Current through Chapter 123 of the 2024 Legislative Session
Section 24-36-121.5 - Use of security tokens for state capital financing - feasibility study - authorization of use - legislative declaration - definitions
(1)
(a) The general assembly hereby finds and declares that:
(I) Section 3 of article XI of the state constitution prohibits the state from issuing general obligation debt, and section 20 of article X of the state constitution generally requires the state to obtain voter approval in advance before incurring any multiple-fiscal year direct or indirect district debt or other financial obligation whatsoever;
(II) Due to these limitations, the state typically engages in capital financing by:
(A) Issuing short-term tax or revenue anticipation notes, which the state must repay within the same state fiscal year in which they are issued for the purpose of smoothing general fund cash flow; and
(B) Entering into annually renewable financed purchase of an asset or certificate of participation agreements, which grant purchasers of certificates of participation the right to receive lease payments, for the purpose of financing the construction, improvement, or acquisition of capital assets;
(III) Certificates of participation issued in connection with a financed purchase of an asset or certificate of participation agreement evidence proportionate interests in the base rentals paid by the state pursuant to the agreement; and
(IV) The use of financed purchase of an asset or certificate of participation agreements by the state for capital financing may limit the universe of investors that can invest in the state and assist in financing state capital projects and may increase the state's capital financing costs.
(b) The general assembly further finds and declares that:
(I) The emergence of decentralized, secure blockchain technology allows security token offerings to be used for capital financing;
(II) A security token offering is a capital financing method in which security tokens, which are digital, liquid contracts made verifiable and secure through the use of blockchain technology that establish a token owner's right to a fraction of a financial asset, are sold to investors;
(III) If the general assembly, after a study by the state treasurer of the feasibility of using security token offerings for state capital financing, authorizes the state to use this new and innovative method of capital financing, the state could substantially reduce its capital financing costs by:
(A) Allowing a much broader range of investors, including ordinary individuals, to invest in underlying financial assets such as certificates of participation issued in connection with financed purchase of an asset or certificate of participation agreements by purchasing security tokens that evidence their investments, thereby increasing investor demand for the underlying financial assets and reducing the rate of interest that the state must pay to investors; and
(B) Reducing the state's dependence on commercial banks, institutional investors, mutual funds, and pension funds when obtaining capital financing and the high underwriting fees, interest, and other transactional costs that result from that dependence;
(IV) In addition to reducing costs, if authorized by the general assembly, the state's use of security token offerings for capital financing will allow ordinary Coloradans, who as taxpayers collectively own state-owned capital assets, to also share in the ownership of leased state capital assets until the state has paid all of its lease obligations and obtained ownership of the assets; and
(V) Because the state has not previously used security token offerings for capital financing and the state treasurer has substantial experience and institutional expertise in capital financing and provides centralized capital financing management on behalf of many state agencies, it is necessary and appropriate to:
(A) Require the state treasurer to study the feasibility of using security token offerings for state capital financing; and
(B) Authorize the state treasurer to recommend to the general assembly that the general assembly enact legislation to authorize the use of security token offerings for state capital financing if, after completing the feasibility study, the state treasurer determines such use to be in the best interest of the state.

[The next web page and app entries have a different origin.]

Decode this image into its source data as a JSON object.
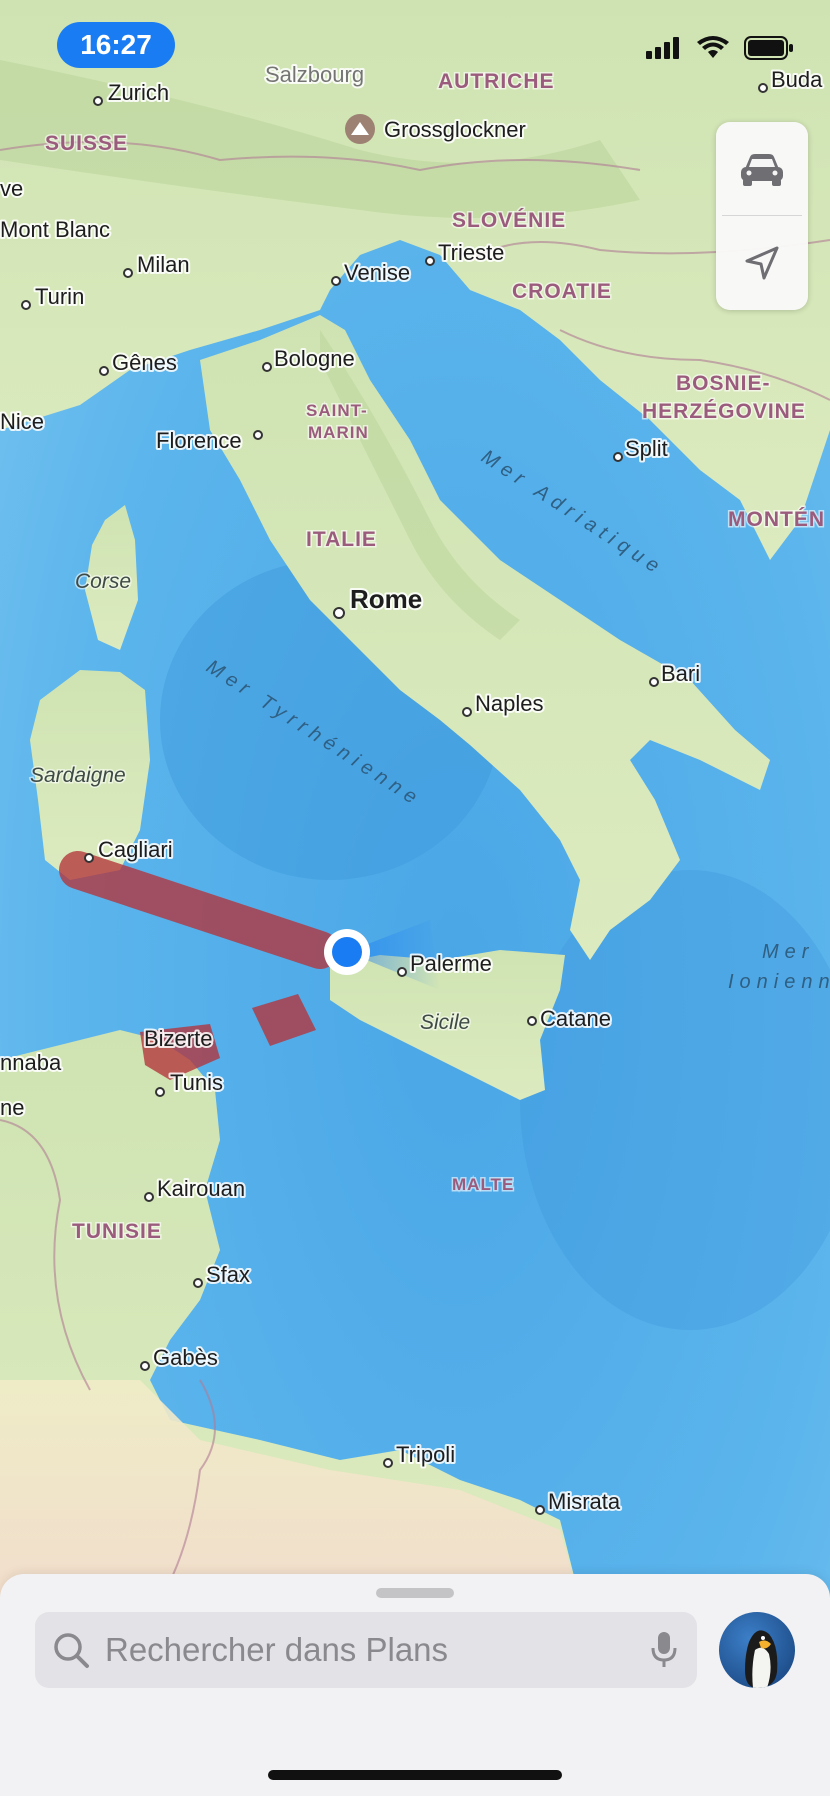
{
  "status_bar": {
    "time": "16:27"
  },
  "map": {
    "countries": [
      {
        "id": "suisse",
        "label": "SUISSE"
      },
      {
        "id": "autriche",
        "label": "AUTRICHE"
      },
      {
        "id": "slovenie",
        "label": "SLOVÉNIE"
      },
      {
        "id": "croatie",
        "label": "CROATIE"
      },
      {
        "id": "bosnie",
        "label1": "BOSNIE-",
        "label2": "HERZÉGOVINE"
      },
      {
        "id": "saint-marin",
        "label1": "SAINT-",
        "label2": "MARIN"
      },
      {
        "id": "italie",
        "label": "ITALIE"
      },
      {
        "id": "montenegro",
        "label": "MONTÉN"
      },
      {
        "id": "tunisie",
        "label": "TUNISIE"
      },
      {
        "id": "malte",
        "label": "MALTE"
      }
    ],
    "cities": {
      "zurich": "Zurich",
      "salzburg": "Salzbourg",
      "buda": "Buda",
      "grossglockner": "Grossglockner",
      "ve": "ve",
      "mont_blanc": "Mont Blanc",
      "milan": "Milan",
      "turin": "Turin",
      "venise": "Venise",
      "trieste": "Trieste",
      "genes": "Gênes",
      "bologne": "Bologne",
      "nice": "Nice",
      "florence": "Florence",
      "split": "Split",
      "rome": "Rome",
      "bari": "Bari",
      "naples": "Naples",
      "cagliari": "Cagliari",
      "palerme": "Palerme",
      "catane": "Catane",
      "bizerte": "Bizerte",
      "tunis": "Tunis",
      "annaba": "nnaba",
      "ne": "ne",
      "kairouan": "Kairouan",
      "sfax": "Sfax",
      "gabes": "Gabès",
      "tripoli": "Tripoli",
      "misrata": "Misrata"
    },
    "islands": {
      "corse": "Corse",
      "sardaigne": "Sardaigne",
      "sicile": "Sicile"
    },
    "seas": {
      "adriatique": "Mer Adriatique",
      "tyrrhenienne": "Mer Tyrrhénienne",
      "ionienne_1": "Mer",
      "ionienne_2": "Ionienn"
    },
    "route_color": "#b3333a",
    "location_color": "#1a7cf3"
  },
  "controls": {
    "drive_icon": "car-icon",
    "locate_icon": "location-arrow-icon"
  },
  "search": {
    "placeholder": "Rechercher dans Plans"
  }
}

(2) As used in this section, unless the context otherwise requires:
(a) "Blockchain technology" means a mathematically secured, chronological, decentralized, distributed, and digital ledger or database that consists of records of transactions that cannot be altered retroactively.
(b) "Security token" means a digital, liquid contract made verifiable and secure through the use of blockchain technology that establishes its owner's right to a fraction of a financial asset such as a stock, bond, or certificate of participation.
(c) "Security token offering" means a capital financing method in which security tokens representing fractional interests in a financial asset are sold to investors in lieu of selling the actual financial asset to investors.
(3) The state treasurer shall study the feasibility of using security token offerings for state capital financing and determine the extent to which the use of security token offerings of state capital financing would be in the best interest of the state. The state treasurer shall complete the study and report the study findings to the house of representatives finance committee and the senate finance committee, or their successor committees, and to the joint budget committee by March 1, 2023. If the state treasurer determines, after completing the feasibility study, that the use of security tokens for state capital financing is in the best interest of the state, the state treasurer may recommend as part of the report that the general assembly enact legislation to authorize such use. The state treasurer shall also post the study findings on the department of the treasury's website.

C.R.S. § 24-36-121.5

Added by 2022 Ch. 386,§2, eff. 8/10/2022.
2022 Ch. 386, was passed without a safety clause. See Colo. Const. art. V, § 1(3).